Но там была хоть кошка, а здесь только равнодушные и сытые поля, и Юрасов начинает ненавидеть их всею силою своего одиночества. Если бы дать ему силу, он забросал бы их камнями; он собрал бы тысячу людей и велел бы вытоптать догола нежную лживую зелень, которая всех радует, а из его сердца пьет последнюю кровь. Зачем он поехал? Теперь он сидел бы в ресторане «Прогресс», и пил бы вино, и разговаривал, и смеялся. И он начинает ненавидеть ту, к которой едет, убогую и грязную подругу своей грязной жизни. Теперь она богатая и сама содержит девушек для продажи; она любит его и дает ему денег, сколько он захочет, а он приедет и изобьет ее до крови, до поросячьего визга. А потом он напьется пьян и будет плакать, душить себя за горло и петь, рыдая:
— Маланья моя…
Но колеса уже не поют. Устало, как больные дети, они жалобно рокочут и точно жмутся друг к другу, ища ласки и покоя. С высоты спокойно глядит на него строгое звездное небо, и со всех сторон обнимает его строгая, девственная тьма полей, и одинокие огоньки в ней — как слезы чистой жалости на прекрасном задумчивом лице. А далеко впереди маячит зарево станционных огней, и оттуда, от этого светлого пятна, вместе с теплым и свежим воздухом ночи, прилетают мягкие и нежные звуки музыки. Кошмар исчез, — и с привычной легкостью человека, который не имеет места на земле, Юрасов сразу забывает его и взволнованно прислушивается, улавливая знакомую мелодию.
— Танцуют! — говорит он и вдохновенно улыбается и счастливыми глазами оглядывается кругом, поглаживая себя руками, точно обмываясь. — Танцуют! Ах, ты, черт возьми. Танцуют!

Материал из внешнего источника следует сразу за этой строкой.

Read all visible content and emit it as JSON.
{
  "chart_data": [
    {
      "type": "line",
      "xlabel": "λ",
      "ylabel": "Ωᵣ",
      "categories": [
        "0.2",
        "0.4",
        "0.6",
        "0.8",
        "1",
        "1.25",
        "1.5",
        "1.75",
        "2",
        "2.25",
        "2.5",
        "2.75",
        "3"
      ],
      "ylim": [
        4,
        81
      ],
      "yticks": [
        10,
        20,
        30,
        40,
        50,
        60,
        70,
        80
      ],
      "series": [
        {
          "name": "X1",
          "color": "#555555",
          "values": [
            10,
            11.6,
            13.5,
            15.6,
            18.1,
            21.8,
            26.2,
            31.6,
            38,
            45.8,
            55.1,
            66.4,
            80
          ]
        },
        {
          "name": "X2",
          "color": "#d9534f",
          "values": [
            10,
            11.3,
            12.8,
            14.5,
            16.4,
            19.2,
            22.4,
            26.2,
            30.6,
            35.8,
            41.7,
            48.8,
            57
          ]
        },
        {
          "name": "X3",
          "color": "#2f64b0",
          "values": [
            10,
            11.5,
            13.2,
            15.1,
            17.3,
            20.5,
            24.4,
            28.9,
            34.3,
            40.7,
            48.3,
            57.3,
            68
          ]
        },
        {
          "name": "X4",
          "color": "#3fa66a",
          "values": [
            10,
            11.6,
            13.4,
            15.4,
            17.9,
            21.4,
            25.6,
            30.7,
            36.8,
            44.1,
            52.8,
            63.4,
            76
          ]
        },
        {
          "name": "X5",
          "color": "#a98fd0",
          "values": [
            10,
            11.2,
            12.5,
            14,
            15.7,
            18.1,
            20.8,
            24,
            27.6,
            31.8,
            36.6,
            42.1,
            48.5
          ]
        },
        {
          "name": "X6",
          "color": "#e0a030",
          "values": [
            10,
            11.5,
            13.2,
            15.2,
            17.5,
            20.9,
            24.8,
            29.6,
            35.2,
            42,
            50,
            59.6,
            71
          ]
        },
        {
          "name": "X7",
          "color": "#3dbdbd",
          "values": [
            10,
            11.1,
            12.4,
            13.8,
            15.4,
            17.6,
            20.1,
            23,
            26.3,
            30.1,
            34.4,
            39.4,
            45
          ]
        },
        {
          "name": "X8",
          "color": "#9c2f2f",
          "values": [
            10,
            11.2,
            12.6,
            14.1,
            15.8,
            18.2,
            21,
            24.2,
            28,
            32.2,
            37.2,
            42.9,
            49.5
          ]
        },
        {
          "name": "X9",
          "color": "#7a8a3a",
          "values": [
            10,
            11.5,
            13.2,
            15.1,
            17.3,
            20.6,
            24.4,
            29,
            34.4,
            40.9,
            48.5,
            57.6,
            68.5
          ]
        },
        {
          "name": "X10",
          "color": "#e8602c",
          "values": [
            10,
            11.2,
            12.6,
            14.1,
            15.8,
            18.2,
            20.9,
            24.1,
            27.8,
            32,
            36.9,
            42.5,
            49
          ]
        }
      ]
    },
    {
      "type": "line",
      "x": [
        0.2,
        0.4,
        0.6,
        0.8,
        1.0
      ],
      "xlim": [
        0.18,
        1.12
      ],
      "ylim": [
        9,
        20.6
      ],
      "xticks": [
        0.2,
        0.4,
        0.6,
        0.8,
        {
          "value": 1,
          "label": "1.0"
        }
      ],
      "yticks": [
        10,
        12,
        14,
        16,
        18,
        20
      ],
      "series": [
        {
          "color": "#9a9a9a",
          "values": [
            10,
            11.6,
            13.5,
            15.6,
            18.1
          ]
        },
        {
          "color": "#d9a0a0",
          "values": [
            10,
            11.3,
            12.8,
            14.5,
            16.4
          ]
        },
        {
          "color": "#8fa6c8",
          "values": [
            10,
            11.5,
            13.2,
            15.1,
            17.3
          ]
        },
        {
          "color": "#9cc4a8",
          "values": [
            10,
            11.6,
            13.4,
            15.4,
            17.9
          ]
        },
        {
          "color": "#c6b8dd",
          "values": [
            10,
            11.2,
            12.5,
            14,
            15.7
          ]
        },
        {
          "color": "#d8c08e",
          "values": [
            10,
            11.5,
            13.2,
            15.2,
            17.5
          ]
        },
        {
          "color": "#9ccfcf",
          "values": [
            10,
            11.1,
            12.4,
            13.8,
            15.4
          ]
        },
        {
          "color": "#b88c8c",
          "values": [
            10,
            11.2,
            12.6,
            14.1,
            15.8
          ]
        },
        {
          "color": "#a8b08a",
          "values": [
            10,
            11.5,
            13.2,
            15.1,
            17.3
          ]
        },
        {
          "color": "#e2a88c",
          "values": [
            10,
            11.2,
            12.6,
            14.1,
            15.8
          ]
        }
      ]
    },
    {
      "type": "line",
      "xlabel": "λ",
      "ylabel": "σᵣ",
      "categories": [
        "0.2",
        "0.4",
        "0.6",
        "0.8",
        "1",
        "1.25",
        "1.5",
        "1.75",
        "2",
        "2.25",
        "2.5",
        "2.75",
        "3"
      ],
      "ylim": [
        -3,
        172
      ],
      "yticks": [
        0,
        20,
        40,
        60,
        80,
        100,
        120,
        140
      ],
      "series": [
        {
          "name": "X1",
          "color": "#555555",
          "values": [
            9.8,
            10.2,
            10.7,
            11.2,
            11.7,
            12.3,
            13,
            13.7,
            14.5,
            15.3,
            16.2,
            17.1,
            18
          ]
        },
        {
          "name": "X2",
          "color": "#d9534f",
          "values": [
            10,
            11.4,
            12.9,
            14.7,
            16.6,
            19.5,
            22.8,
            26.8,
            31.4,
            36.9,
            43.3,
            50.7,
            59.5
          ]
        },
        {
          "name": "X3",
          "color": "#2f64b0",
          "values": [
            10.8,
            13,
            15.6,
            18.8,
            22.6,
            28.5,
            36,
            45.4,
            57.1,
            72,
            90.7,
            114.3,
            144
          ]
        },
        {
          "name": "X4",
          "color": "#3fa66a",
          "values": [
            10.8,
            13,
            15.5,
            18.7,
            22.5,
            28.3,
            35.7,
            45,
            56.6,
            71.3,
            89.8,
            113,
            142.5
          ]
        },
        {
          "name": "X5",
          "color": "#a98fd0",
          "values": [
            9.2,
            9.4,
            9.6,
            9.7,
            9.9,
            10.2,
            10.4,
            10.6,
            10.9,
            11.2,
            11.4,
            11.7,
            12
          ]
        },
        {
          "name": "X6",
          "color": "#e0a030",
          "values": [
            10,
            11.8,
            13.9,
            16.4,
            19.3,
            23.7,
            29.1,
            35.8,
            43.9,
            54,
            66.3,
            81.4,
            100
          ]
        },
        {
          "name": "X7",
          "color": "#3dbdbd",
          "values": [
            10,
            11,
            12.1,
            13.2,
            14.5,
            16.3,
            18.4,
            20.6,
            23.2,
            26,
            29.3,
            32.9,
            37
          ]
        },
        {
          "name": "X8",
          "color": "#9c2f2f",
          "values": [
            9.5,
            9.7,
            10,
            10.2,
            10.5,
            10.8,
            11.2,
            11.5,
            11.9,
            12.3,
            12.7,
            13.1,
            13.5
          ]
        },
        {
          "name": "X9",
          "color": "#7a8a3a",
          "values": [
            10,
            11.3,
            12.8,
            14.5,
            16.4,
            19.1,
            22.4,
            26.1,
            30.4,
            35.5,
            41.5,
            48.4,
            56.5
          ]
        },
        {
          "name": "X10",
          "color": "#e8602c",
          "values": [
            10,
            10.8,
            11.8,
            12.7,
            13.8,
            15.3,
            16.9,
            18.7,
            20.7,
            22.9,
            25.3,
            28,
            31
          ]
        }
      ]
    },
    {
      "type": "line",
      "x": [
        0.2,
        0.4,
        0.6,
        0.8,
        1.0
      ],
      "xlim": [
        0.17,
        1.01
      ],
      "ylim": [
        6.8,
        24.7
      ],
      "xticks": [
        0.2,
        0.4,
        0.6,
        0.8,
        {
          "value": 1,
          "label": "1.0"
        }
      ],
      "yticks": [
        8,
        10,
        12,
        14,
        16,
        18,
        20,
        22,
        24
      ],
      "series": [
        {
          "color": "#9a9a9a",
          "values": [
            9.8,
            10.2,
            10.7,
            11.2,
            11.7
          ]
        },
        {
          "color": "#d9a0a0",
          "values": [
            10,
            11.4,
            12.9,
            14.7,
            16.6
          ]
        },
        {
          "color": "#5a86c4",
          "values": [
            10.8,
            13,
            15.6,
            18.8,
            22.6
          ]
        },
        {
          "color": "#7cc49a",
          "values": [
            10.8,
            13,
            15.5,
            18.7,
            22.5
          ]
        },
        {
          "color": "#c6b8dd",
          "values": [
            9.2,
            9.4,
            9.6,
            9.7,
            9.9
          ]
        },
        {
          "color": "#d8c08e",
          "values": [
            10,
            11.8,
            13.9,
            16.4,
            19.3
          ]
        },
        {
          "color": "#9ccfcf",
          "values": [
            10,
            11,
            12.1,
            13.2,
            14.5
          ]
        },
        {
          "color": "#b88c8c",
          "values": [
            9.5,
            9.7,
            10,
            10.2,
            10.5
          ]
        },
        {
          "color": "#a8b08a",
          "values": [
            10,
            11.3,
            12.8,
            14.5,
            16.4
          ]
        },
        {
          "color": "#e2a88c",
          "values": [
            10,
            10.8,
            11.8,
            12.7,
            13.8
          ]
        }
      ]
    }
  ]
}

Расправляет плечи, незаметно выгибается в такт знакомому танцу, весь наполняется живым чувством ритмического красивого движения. Он очень любит танцы и, когда танцует, становится очень добр, ласков и нежен, и уже не бывает ни немцем Генрихом Вальтером, ни Федором Юрасо-вым, которого постоянно судят за кражи, а кем-то третьим, о ком он ничего не знает. И когда с новым порывом ветра рой звуков уносится в темное поле — Юрасов пугается, что это навсегда, и чуть не плачет. Но еще более громкими и радостными, словно сил набравшись в темном поле, возвращаются умчавшиеся звуки, и Юрасов счастливо улыбается:
— Танцуют. Ах, ты, черт возьми!
IV
Возле самой станции танцевали. Дачники устроили бал: пригласили музыку, навешали вокруг площадки красных и синих фонариков, загнав ночную тьму на самую верхушку деревьев. Гимназисты, барышни в светлых платьях, студенты, какой-то молоденький офицер со шпорами, такой молоденький, как будто он нарочно нарядился военным, — плавно кружились по широкой площадке, поднимая песок ногами и развевающимися платьями. При обманчивом сумеречном свете фонариков все люди казались красивыми, а сами танцующие — какими-то необыкновенными существами, трогательными в своей воздушности и чистоте. Кругом ночь, а они танцуют; если только на десять шагов отойти в сторону от круга, необъятный всевластный мрак поглотит человека, — а они танцуют, и музыка играет для них так обаятельно, так задумчиво и нежно.
Поезд стоит пять минут, и Юрасов вмешивается в толпу любопытных: темным бесцветным кольцом облегли они площадку и цепко держатся за проволоку, такие ненужные, бесцветные. И одни из них улыбаются странною осторожною улыбкой, другие хмуры и печальны — той особенной бледной печалью, какая родится у людей при виде чужого веселья. Но Юрасову весело: вдохновенным взглядом знатока он приглядывается к танцорам, одобряет, легонько притоптывает ногой и внезапно решает:
— Не поеду. Останусь танцевать!
Из круга, небрежно раздвигая толпу, выходят двое: девушка в белом и высокий юноша, почти такой же высокий, как Юрасов. Вдоль полусонных вагонов, в конец дощатой платформы, где сторожко насупился мрак, идут они красивые и как будто несут с собою частицу света: Юрасову положительно кажется, что девушка светится, — так бело ее платье, так черны брови на ее белом лице. С уверенностью человека, который хорошо танцует, Юрасов нагоняет идущих и спрашивает:
— Скажите, пожалуйста, где здесь можно достать билеты на танцы?